Montag, 17. September 2007

Sunrise in Dresden

(Dresden is located in East Germany)

(Aftermath of Feburary 13th & 14th 1945 bombing attack)

(Frauenkirche - from rubble to recreation)

(A Sunrise in Dresden - 62 years after the levelling 'column of flame')


--

"You guys burnt the place down, turned it into a single column of flame. More people died there in the firestorm, in that one big flame, than died in Hiroshima and Nagasaki combined." --Kurt Vonnegut (American soldier imprisoned in Dresden and witness to the 1945 bombing. Also author of Slaughterhouse Five)


I took off for a 6:30am sunrise run in Dresden and had the above quote burning in my mind. As I cut through the city, springing off the cobblestone, and jetting down to the Elbe River, I could not stop thinking about the death and rubble these streets endured.


The prior day I went on a guided tour of the city and got a taste of the holocaust over Dresden. In 1945, Dresden was known as the Florence of the North. It did not posses any military value during WWII since it did not hold one single military unit. Instead, it was a cultural center and an asylum for refugees fleeing the Red Army.


British and US Allies felt that bombing this cultural mecca would break the German morale. And so on the eve of Valentine's Day 1945, more than 700,000 phosphorus bombs were dropped on 1.2 million people - one bomb for every 2 people. An inferno tornado was created with the hundreds of smaller flames joining into one vast conflagration. The city was levelled, leaving tens of thousands of charred corpses.
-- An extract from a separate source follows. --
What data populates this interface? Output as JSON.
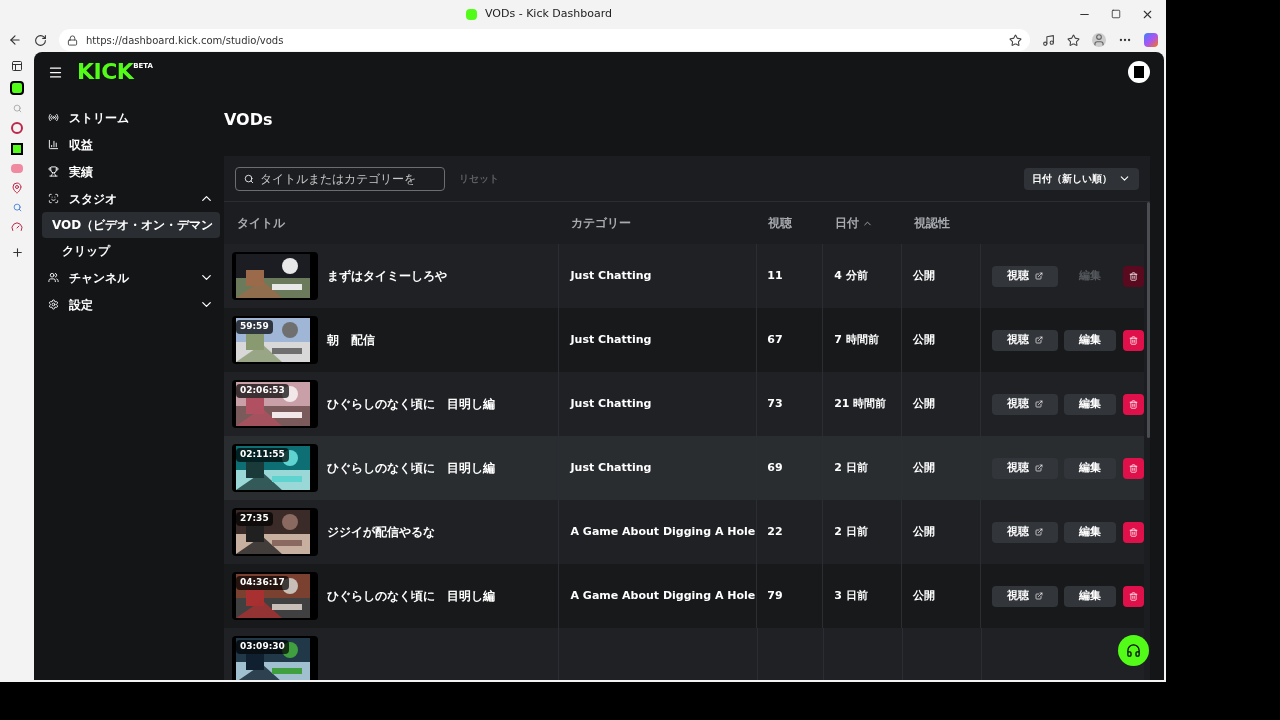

Mind boggled by the devastation I picked up my cadence - a bridge was in sight. Midway across the bridge I paused and looked over the hushed city of Dresden. You could see new steeples and domes, but much of the cityscape was colored with cranes and machinery. Sixty-two years later, and the city was still rebuilding. The final nail into a new building was another nail into the coffin of their past. It was as if ever steeple erected was piercing the bomber plane that took it down.
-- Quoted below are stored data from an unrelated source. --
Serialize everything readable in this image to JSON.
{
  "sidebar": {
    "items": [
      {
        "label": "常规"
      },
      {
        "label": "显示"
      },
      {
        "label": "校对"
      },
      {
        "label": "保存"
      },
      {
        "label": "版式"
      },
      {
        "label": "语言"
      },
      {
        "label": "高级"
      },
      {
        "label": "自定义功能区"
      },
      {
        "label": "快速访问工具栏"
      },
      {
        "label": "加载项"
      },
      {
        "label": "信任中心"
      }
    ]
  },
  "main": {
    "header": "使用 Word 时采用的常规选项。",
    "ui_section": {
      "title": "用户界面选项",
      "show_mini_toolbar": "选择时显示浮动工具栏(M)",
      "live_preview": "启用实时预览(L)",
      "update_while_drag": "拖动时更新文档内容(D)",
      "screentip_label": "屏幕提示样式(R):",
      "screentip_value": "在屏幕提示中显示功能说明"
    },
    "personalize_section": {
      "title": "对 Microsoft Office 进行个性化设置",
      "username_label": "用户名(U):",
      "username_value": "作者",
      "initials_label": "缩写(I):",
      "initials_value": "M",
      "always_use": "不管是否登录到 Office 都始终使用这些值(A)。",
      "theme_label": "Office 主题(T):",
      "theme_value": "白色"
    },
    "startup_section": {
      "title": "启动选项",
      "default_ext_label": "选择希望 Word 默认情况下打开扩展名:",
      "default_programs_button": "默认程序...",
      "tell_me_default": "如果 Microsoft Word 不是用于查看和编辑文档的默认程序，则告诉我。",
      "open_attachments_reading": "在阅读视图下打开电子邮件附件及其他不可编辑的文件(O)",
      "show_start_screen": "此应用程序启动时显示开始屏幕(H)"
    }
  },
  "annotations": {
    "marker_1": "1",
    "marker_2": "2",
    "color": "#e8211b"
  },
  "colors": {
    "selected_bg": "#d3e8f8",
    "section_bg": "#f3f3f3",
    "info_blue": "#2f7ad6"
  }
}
The past is a living memory in Dresden. The city is multi-colored - different shades of charred black fitted with fresh white. The city has been built out of the rubble and elevated with new pride.


With the final back stretch of my run, I was breathing deep, inhaling the scourched smells and exhaling a clean fresh breathe. I broke through the finishing tape at the Frauenkirche. After a cool down lap around this famous church, I layed down on the ground and looked up; the dome was reflecting the morning's rays, awakening the city of Dresden.